A couple mornings ago, some words popped into my head while I pruned spent roses. I rolled the words around on my mental tongue and realized I had a pretty good opening line, but no other lines came to me as I worked. When I came back inside, I sat down to research my next poetry form for the Creativity Workshop, but I just couldn’t concentrate. I closed the book and started to get up from the table. Instead, that line came back to me and I reached for my pen and legal pad.
I wrote down that first line and the floodgates opened. Out gushed two whole pages, as fast as I could write. It was spontaneous writing, and not half bad, but I wasn’t ready to look at it too closely yet. I didn’t even know what I had written. Flash story? Some form of poem?
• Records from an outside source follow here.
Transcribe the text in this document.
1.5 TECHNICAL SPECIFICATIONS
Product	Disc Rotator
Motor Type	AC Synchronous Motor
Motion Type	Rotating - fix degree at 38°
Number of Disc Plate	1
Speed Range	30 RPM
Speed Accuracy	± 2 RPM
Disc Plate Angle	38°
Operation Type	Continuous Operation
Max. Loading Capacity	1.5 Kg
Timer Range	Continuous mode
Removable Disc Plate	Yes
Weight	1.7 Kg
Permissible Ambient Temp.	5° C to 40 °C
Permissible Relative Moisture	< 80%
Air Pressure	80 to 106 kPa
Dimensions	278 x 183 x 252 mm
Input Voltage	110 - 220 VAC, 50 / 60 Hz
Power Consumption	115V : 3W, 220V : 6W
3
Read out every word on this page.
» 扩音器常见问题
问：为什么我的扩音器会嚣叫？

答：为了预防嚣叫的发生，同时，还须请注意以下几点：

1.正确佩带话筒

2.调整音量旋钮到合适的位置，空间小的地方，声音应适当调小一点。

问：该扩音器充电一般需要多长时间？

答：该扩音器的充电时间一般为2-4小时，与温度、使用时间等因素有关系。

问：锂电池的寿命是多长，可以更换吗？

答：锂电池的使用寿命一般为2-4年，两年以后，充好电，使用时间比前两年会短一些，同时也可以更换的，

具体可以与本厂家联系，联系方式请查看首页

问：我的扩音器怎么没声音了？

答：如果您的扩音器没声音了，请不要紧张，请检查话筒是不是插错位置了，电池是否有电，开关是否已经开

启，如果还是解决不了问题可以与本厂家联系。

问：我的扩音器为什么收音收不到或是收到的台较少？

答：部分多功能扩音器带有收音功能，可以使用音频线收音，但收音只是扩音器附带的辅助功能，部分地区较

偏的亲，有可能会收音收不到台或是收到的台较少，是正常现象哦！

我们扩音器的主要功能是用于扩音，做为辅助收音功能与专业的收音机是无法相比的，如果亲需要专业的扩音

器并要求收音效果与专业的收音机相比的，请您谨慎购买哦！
This writing experience felt magical because it was not how I usually work. I didn’t sit down, close my eyes, and wait to see a scene or hear a conversation. I just wrote it down, then set it aside, to get a little distance. Later that night, as I washed dishes I thought about the piece. I had written from the viewpoint of a woman caught up in a relationship and trying to sort out her feelings. The voice seemed familiar. After I put away the last dish, I re-read what I’d written. Each stanza(?), paragraph(?) started with a you said/I thought statement, and as I read those my eyes widened. Then I laughed.
These words could very well have been a conversation Meredith, a character from my recently completed novel, might have had with herself. I believe, in my subconscious, she did. That’s why it poured out so effortlessly. I just feel a little stupid that I didn’t see this while I was writing it.
I love these little surprise gifts, don’t you?